L'évolution isostatique des marges passives dépend de l'amincissement de la croûte continentale, de la production magmatique, de la perturbation thermique de la lithosphère pendant le rifting et de son rééquilibrage après le rift, ainsi que du poids des sédiments. Les variations eustatiques globales ou plus locales dans le cas de bassins isolés doivent également être prises en compte afin de proposer des reconstructions paléobathymétriques réalistes lors des premiers stades de l'expansion océanique.
De ce point de vue, l'ouverture de l'océan Atlantique Centrale est particulièrement intéressante. Après un rifting triasique, la marge passive de la Nouvelle-Écosse (Canada) enregistre des dépôts salifères lors de la rupture continentale qui a lieu au début du Jurassique. Afin de contraindre l'évolution de la subsidence depuis le dépôt du sel triasique jusqu'au Crétacé alors que l'accrétion océanique est bien engagée, nous avons utilisé une technique de "backstripping flexural" qui restaure la subsidence thermique post-rift tout en prenant en compte les effets de la décompaction et les variations eustatiques.
Les prédictions paléobathymétriques sont consistantes avec les observations sismiques et les environnements de dépôts déduits de la biostratigraphie sur le plateau continental. Des différences significatives sont observées dans la marge distale mais sont expliquées par des mouvements du sel après son dépôt. Les paléobathymétries modélisées pour la première croûte océanique, varient de 2 à 2,5 km de profondeur ; comme attendu dans le cas d'une dorsale océanique naissante.
La croûte océanique au sud-ouest de la Nouvelle-Écosse présente néanmoins des séquences de réflecteurs pentés vers la mer ("seaward dipping reflectors" - SDRs).

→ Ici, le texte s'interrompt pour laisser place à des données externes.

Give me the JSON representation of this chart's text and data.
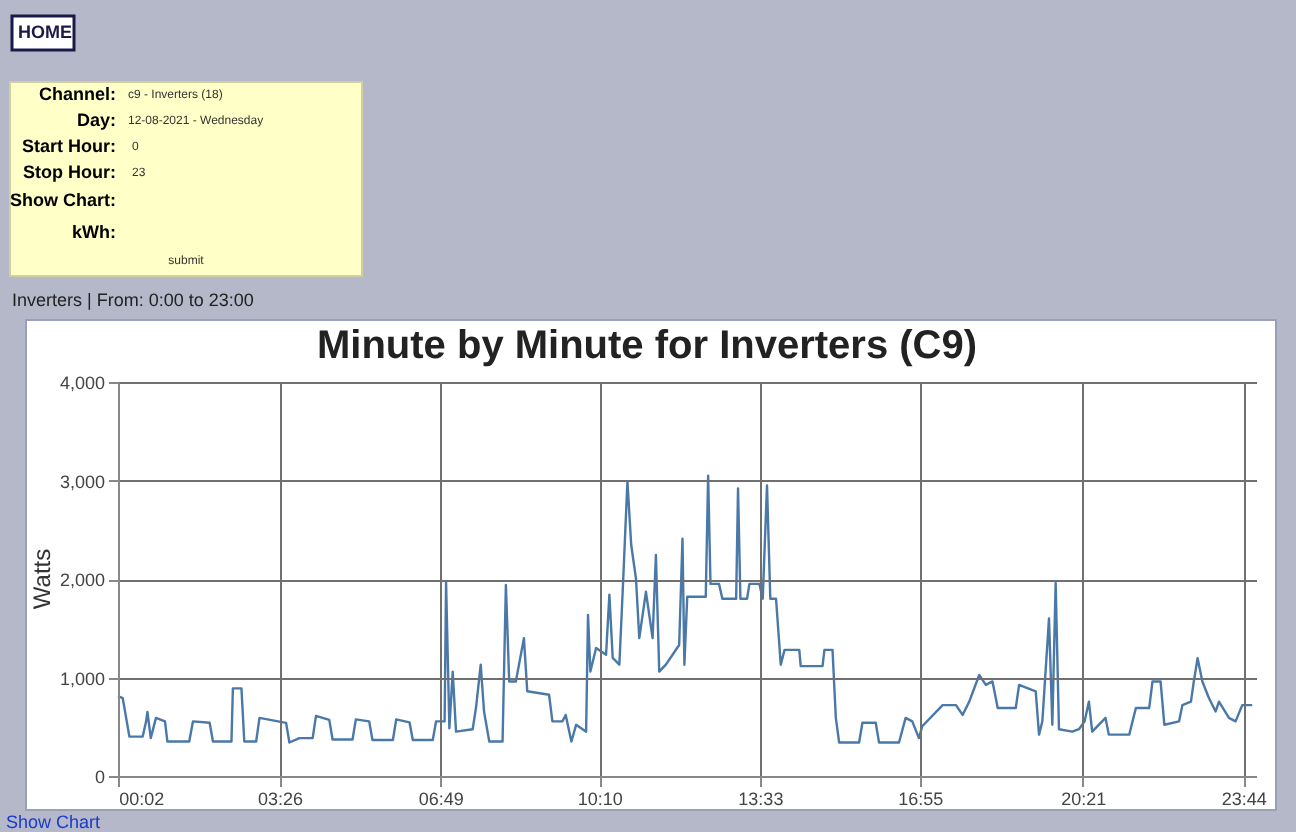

Leur morphologie ressemble à celle des marges volcaniques telles que les marges norvégienne et groenlandaise (Atlantique Nord), où les résultats des forages indiquent que les SDRs les plus internes correspondent à des coulées de lave mises en place juste au-dessus du niveau de la mer. Cependant, près de 2km de bathymétrie est prédite pour ceux de la marge de la Nouvelle- Écosse. Ces résultats suggèrent que, contrairement aux attentes, la subsidence des SDRs de la marge de la Nouvelle-Écosse, et plus généralement des marges volcaniques n'est pas uniquement contrôlée par la subsidence thermique post-rift.